A Machine Learning and Cross-Validation Approach for the Discrimination of Vegetation Physiognomic Types Using Satellite Based Multispectral and Multitemporal Data

Scientifica (Cairo). 2017:2017:9806479. doi: 10.1155/2017/9806479. Epub 2017 Jun 11.

Abstract

This paper presents the performance and evaluation of a number of machine learning classifiers for the discrimination between the vegetation physiognomic classes using the satellite based time-series of the surface reflectance data. Discrimination of six vegetation physiognomic classes, Evergreen Coniferous Forest, Evergreen Broadleaf Forest, Deciduous Coniferous Forest, Deciduous Broadleaf Forest, Shrubs, and Herbs, was dealt with in the research.

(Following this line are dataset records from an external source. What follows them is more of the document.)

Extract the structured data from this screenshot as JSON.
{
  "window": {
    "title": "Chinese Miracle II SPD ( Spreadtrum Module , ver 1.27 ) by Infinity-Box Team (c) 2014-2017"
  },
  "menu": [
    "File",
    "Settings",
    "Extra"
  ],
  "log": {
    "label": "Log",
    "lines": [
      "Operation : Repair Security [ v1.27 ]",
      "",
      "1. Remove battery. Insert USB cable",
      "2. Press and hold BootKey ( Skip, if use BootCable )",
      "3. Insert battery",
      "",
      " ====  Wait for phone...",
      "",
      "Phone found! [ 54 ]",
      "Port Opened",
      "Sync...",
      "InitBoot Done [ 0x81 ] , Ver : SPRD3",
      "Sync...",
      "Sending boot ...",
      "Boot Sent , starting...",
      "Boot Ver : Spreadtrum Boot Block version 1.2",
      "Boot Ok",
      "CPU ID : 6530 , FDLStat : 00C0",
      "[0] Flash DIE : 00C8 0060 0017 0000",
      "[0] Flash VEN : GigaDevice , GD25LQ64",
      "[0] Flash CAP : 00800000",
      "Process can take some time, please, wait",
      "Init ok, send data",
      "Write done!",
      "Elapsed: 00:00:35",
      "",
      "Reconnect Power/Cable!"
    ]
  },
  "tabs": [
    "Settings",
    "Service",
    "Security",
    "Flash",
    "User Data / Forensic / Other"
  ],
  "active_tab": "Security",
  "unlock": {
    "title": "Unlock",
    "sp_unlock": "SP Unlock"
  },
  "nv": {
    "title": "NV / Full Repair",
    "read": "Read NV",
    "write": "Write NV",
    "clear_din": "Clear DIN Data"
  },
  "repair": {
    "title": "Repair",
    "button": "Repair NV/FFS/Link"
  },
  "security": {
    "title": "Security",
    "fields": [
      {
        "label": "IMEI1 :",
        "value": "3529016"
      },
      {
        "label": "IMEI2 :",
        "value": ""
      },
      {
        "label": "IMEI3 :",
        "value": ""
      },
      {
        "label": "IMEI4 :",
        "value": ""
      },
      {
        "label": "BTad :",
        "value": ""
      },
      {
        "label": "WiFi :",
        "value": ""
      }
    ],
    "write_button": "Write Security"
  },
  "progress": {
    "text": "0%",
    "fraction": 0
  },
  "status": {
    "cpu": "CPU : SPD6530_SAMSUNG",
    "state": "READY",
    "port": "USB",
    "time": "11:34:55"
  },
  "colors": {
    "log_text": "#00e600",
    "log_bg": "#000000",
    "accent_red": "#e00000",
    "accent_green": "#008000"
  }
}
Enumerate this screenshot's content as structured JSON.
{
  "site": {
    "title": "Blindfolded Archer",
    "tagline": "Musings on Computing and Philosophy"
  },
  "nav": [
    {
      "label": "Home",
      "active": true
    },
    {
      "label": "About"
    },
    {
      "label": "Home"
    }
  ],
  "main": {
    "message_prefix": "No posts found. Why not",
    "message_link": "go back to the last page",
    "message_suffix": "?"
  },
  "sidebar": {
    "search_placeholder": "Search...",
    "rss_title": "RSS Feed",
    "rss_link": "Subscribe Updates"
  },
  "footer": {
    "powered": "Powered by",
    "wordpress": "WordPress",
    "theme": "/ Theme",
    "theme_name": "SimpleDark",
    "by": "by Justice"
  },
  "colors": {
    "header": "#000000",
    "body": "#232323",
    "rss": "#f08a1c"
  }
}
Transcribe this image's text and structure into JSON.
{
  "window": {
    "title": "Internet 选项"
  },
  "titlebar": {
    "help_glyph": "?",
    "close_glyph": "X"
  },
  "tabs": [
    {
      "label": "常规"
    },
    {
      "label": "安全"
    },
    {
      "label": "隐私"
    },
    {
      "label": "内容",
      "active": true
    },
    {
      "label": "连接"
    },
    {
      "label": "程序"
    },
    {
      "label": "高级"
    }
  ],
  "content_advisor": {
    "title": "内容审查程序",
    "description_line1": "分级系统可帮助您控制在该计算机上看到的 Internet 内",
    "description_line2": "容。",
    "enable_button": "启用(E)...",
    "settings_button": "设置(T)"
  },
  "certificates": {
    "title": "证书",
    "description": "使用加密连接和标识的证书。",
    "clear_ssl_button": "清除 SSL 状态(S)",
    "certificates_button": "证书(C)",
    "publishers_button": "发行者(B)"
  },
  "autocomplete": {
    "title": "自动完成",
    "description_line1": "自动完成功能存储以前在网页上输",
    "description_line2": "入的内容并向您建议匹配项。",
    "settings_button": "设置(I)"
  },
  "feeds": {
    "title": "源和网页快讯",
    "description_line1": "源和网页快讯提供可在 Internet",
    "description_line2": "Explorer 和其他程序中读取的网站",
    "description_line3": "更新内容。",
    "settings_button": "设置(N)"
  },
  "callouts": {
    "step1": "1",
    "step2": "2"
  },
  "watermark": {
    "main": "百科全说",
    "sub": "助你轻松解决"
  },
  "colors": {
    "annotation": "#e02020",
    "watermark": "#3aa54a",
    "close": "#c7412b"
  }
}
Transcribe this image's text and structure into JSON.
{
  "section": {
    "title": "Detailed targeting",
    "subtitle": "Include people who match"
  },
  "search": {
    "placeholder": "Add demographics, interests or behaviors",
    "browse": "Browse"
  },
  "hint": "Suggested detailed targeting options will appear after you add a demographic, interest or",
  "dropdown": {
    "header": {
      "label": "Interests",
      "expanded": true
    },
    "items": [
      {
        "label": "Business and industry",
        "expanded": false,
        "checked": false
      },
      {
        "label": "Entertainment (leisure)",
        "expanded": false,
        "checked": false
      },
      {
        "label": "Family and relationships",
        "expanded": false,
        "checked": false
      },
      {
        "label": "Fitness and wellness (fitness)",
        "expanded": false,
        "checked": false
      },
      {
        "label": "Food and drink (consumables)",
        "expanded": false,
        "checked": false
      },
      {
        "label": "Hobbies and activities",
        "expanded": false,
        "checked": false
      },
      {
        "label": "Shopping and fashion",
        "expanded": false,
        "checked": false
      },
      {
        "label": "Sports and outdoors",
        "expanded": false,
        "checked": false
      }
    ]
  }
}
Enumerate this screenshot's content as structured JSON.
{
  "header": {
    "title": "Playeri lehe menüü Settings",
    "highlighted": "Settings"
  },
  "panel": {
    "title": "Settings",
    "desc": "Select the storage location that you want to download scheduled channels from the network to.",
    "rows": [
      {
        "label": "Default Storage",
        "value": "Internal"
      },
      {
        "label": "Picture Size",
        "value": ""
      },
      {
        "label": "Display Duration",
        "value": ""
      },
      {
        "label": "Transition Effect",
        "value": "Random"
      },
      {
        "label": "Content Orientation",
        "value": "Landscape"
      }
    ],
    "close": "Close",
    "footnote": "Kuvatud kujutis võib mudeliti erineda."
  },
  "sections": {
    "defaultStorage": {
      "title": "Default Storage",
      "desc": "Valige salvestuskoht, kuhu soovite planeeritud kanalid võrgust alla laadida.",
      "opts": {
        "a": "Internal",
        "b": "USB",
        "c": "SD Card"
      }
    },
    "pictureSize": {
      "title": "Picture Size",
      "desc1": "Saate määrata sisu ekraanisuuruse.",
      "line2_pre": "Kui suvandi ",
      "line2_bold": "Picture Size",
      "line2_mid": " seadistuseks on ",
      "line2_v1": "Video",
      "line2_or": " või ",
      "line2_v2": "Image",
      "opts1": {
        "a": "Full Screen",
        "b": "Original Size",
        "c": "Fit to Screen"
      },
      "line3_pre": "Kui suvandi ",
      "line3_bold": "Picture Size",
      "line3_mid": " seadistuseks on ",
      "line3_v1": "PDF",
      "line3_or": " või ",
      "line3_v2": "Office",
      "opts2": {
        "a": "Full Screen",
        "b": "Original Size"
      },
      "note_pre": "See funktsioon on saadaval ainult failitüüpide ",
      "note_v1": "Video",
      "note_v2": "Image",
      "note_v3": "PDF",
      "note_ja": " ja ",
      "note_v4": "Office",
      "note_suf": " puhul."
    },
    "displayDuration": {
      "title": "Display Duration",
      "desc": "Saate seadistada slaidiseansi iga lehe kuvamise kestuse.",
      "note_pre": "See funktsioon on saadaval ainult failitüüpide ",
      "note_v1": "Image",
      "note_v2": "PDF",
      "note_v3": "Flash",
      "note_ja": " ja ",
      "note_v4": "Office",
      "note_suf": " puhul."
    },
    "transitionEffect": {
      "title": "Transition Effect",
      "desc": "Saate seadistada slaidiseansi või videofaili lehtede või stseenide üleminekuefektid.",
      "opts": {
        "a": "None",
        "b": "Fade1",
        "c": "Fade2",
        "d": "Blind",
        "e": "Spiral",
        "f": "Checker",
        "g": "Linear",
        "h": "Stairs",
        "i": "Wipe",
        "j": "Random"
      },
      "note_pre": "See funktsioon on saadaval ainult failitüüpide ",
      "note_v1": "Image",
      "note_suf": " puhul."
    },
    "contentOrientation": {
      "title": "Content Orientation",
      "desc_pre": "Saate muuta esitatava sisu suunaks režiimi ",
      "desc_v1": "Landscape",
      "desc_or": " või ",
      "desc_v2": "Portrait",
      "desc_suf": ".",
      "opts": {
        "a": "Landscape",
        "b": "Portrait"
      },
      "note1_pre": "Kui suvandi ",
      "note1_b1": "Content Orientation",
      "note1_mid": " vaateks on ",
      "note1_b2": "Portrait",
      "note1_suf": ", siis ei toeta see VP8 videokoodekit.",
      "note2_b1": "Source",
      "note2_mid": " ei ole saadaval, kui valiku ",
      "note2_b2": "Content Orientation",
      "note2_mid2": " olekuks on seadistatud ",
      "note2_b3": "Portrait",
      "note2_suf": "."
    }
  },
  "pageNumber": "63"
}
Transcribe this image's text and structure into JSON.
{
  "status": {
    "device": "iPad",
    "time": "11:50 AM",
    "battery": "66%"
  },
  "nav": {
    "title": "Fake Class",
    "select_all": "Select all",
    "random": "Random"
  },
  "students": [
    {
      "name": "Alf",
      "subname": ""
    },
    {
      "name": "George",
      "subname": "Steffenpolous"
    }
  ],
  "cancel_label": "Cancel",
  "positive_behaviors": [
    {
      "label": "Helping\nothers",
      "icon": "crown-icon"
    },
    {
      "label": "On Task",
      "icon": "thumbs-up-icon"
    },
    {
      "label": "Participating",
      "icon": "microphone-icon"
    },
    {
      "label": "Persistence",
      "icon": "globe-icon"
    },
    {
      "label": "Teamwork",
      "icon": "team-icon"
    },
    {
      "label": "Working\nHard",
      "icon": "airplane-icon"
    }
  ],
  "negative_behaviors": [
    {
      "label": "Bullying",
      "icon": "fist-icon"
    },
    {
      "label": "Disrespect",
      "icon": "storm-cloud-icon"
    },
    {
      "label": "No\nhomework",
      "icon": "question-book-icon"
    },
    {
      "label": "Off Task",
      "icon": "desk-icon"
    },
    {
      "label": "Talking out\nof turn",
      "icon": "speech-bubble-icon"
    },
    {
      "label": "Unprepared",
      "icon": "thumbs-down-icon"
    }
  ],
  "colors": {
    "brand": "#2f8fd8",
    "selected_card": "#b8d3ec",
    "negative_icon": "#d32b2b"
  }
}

Rich-feature data were prepared from time-series of the satellite data for the discrimination and cross-validation of the vegetation physiognomic types using machine learning approach. A set of machine learning experiments comprised of a number of supervised classifiers with different model parameters was conducted to assess how the discrimination of vegetation physiognomic classes varies with classifiers, input features, and ground truth data size. The performance of each experiment was evaluated by using the 10-fold cross-validation method. Experiment using the Random Forests classifier provided highest overall accuracy (0.81) and kappa coefficient (0.78). However, accuracy metrics did not vary much with experiments. Accuracy metrics were found to be very sensitive to input features and size of ground truth data. The results obtained in the research are expected to be useful for improving the vegetation physiognomic mapping in Japan.